ARMAHDA Post Tribute “Last Farewell” To Brazil’s Last Emperor
December 18, 2015, 2 years ago
Heavy metal act Armahda has posted a new single entitled “Last Farewell” in tribute to Brazil’s last emperor Dom Pedro II, whom died 124 years ago in 1891. The track refers to his last days as emperor of Brazil and his journey to exile in France when the Republic was proclaimed. The research for the preparation of the lyrics included references provided to the band by the actual heirs of the royal family in Brazil.
Born in Brazil, Dom Pedro II was raised by tutors designated by the Brazilian Assembly, since he was 5 years old. He was raised by tutors because his father, Dom Pedro I, abdicated the throne, returning to Portugal with the rest of the family to confront his brother Dom Miguel, the Usurper. He was called "the nation's orphan": a child raised by the government to be a monarch, with a huge weight on his shoulders, as the absence of his father led the country to pressure from the separatist armed movements.
The vast majority of the soldiers who were part of the coup troops on November 15th was not aware that it was intended to overthrow the monarchy. Desiring to avoid bloodshed, the old Emperor Dom Pedro II declined to resist the coup and went into exile with his entire family on November 15th, 1889.
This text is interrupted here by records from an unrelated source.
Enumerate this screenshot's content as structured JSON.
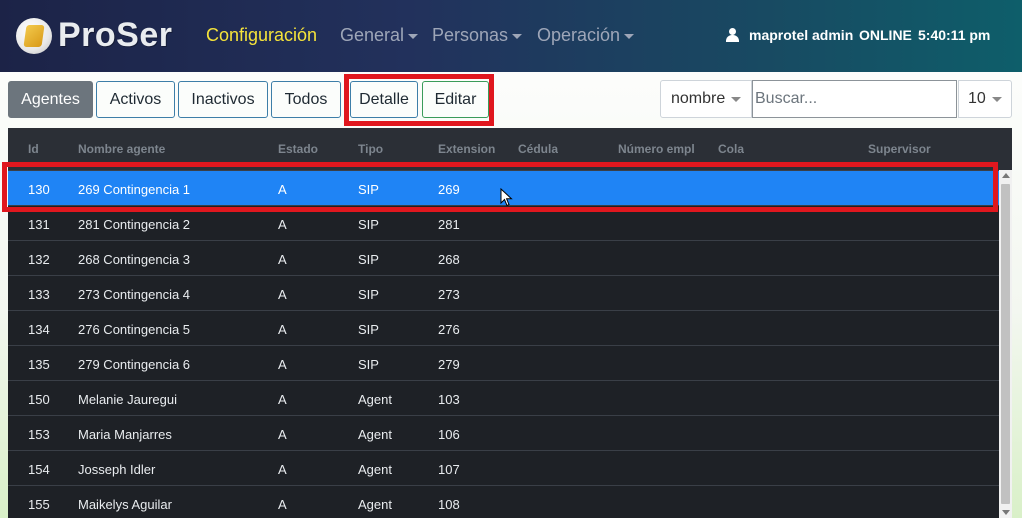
{
  "app": {
    "brand": "ProSer"
  },
  "nav": {
    "items": [
      {
        "label": "Configuración",
        "active": true,
        "dropdown": false
      },
      {
        "label": "General",
        "active": false,
        "dropdown": true
      },
      {
        "label": "Personas",
        "active": false,
        "dropdown": true
      },
      {
        "label": "Operación",
        "active": false,
        "dropdown": true
      }
    ],
    "user": "maprotel admin",
    "status": "ONLINE",
    "time": "5:40:11 pm"
  },
  "toolbar": {
    "filters": [
      "Agentes",
      "Activos",
      "Inactivos",
      "Todos"
    ],
    "active_filter": "Agentes",
    "actions": [
      "Detalle",
      "Editar"
    ],
    "search_field": "nombre",
    "search_placeholder": "Buscar...",
    "page_size": "10"
  },
  "table": {
    "columns": [
      "Id",
      "Nombre agente",
      "Estado",
      "Tipo",
      "Extension",
      "Cédula",
      "Número empl",
      "Cola",
      "Supervisor"
    ],
    "rows": [
      [
        "130",
        "269 Contingencia 1",
        "A",
        "SIP",
        "269",
        "",
        "",
        "",
        ""
      ],
      [
        "131",
        "281 Contingencia 2",
        "A",
        "SIP",
        "281",
        "",
        "",
        "",
        ""
      ],
      [
        "132",
        "268 Contingencia 3",
        "A",
        "SIP",
        "268",
        "",
        "",
        "",
        ""
      ],
      [
        "133",
        "273 Contingencia 4",
        "A",
        "SIP",
        "273",
        "",
        "",
        "",
        ""
      ],
      [
        "134",
        "276 Contingencia 5",
        "A",
        "SIP",
        "276",
        "",
        "",
        "",
        ""
      ],
      [
        "135",
        "279 Contingencia 6",
        "A",
        "SIP",
        "279",
        "",
        "",
        "",
        ""
      ],
      [
        "150",
        "Melanie Jauregui",
        "A",
        "Agent",
        "103",
        "",
        "",
        "",
        ""
      ],
      [
        "153",
        "Maria Manjarres",
        "A",
        "Agent",
        "106",
        "",
        "",
        "",
        ""
      ],
      [
        "154",
        "Josseph Idler",
        "A",
        "Agent",
        "107",
        "",
        "",
        "",
        ""
      ],
      [
        "155",
        "Maikelys Aguilar",
        "A",
        "Agent",
        "108",
        "",
        "",
        "",
        ""
      ]
    ],
    "selected_row": 0
  },
  "colors": {
    "accent": "#f5e33a",
    "selected_row": "#1f84f5",
    "highlight": "#e0171e",
    "grid_bg": "#1e2126"
  },
  "icons": {
    "user": "user-icon",
    "dropdown": "chevron-down-icon",
    "cursor": "mouse-pointer-icon"
  }
}
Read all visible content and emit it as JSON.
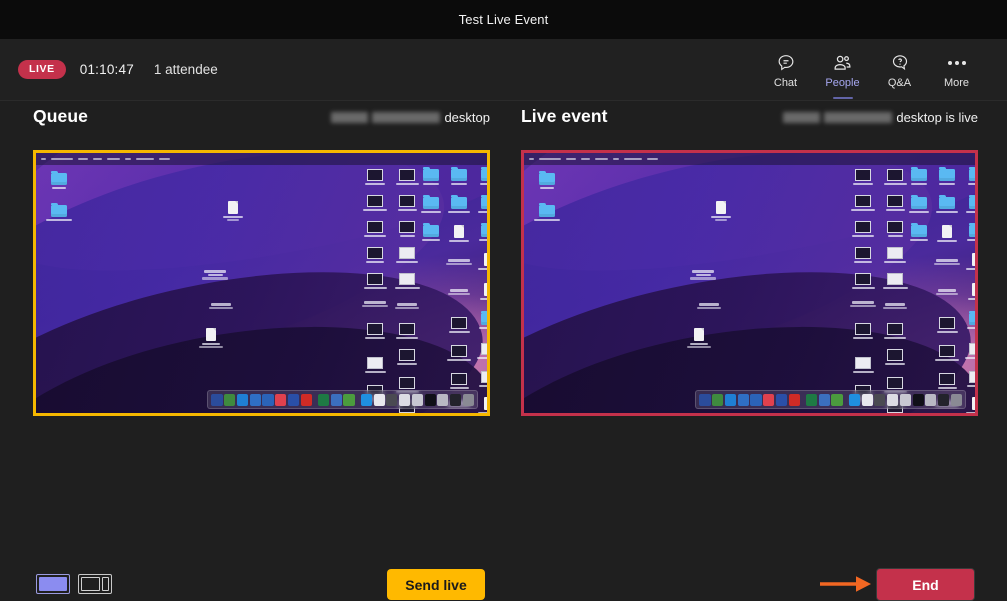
{
  "window": {
    "title": "Test Live Event"
  },
  "toolbar": {
    "live_badge": "LIVE",
    "timer": "01:10:47",
    "attendees": "1 attendee",
    "items": [
      {
        "icon": "chat-icon",
        "label": "Chat",
        "active": false
      },
      {
        "icon": "people-icon",
        "label": "People",
        "active": true
      },
      {
        "icon": "qa-icon",
        "label": "Q&A",
        "active": false
      },
      {
        "icon": "more-icon",
        "label": "More",
        "active": false
      }
    ]
  },
  "queue_panel": {
    "title": "Queue",
    "source_suffix": "desktop",
    "source_name_redacted": true,
    "border_color": "#f5b700"
  },
  "live_panel": {
    "title": "Live event",
    "source_suffix": "desktop is live",
    "source_name_redacted": true,
    "border_color": "#c4314b"
  },
  "controls": {
    "layout_full_label": "full-screen layout",
    "layout_split_label": "split layout",
    "send_live_label": "Send live",
    "end_label": "End",
    "annotation_arrow": "orange-arrow",
    "send_live_color": "#ffb900",
    "end_color": "#c4314b",
    "arrow_color": "#f26722"
  },
  "desktop_preview": {
    "os": "macOS",
    "wallpaper": "purple-gradient-waves",
    "dock_icons": [
      "#2b4c9b",
      "#3f8a3f",
      "#1f7fd4",
      "#2f6fc4",
      "#2b63b8",
      "#e0414e",
      "#2a4fa8",
      "#cf2b26",
      "#1e7a44",
      "#3b6fbf",
      "#4b9b3e",
      "#1f8fe0",
      "#e8e8ee",
      "#4a4a52",
      "#dcdce4",
      "#101018",
      "#b9b9c4",
      "#23232c",
      "#8a8a94"
    ]
  }
}
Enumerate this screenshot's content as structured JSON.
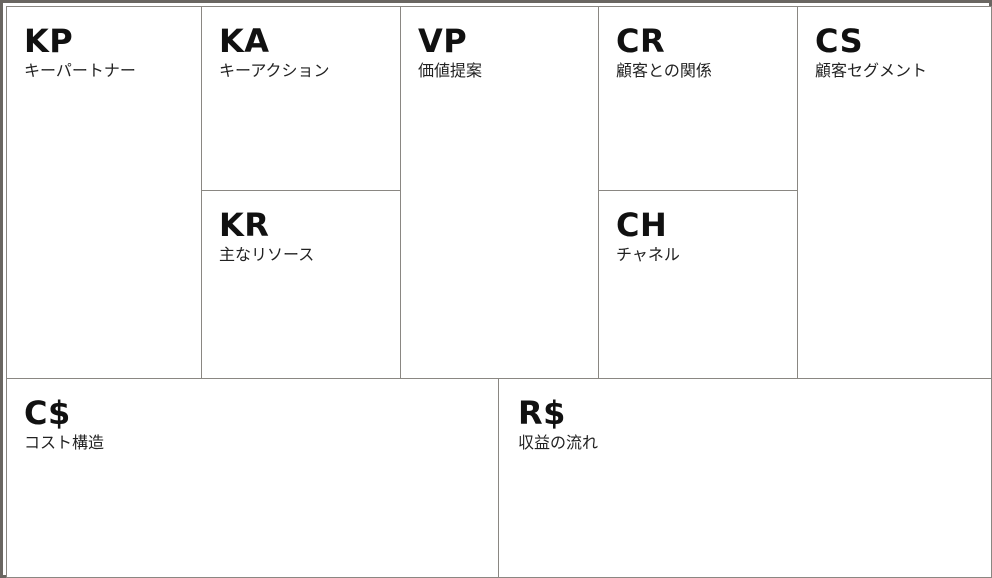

2 years later, on December 5, 1891, Dom Pedro II passed away, staying in an unpretentious hotel in Paris, and was buried like the head of state by the French. On the day of the Emperor’s death, when Count d’Eu opened the closet where Dom Pedro II’s personal belongings were stored, he found a small package containing a dark substance and a note with the following message: "This is the soil from my country; I wish it to be put in my coffin, if I die away from my homeland." He was buried with his head resting on a pillow containing Brazilian soil. The blood that was not shed in 1889, shed profusely during the next 10 years, as the result of the shock between expectations and the reality of the new republic, with episodes of massacres, beheadings, civil wars, and terror.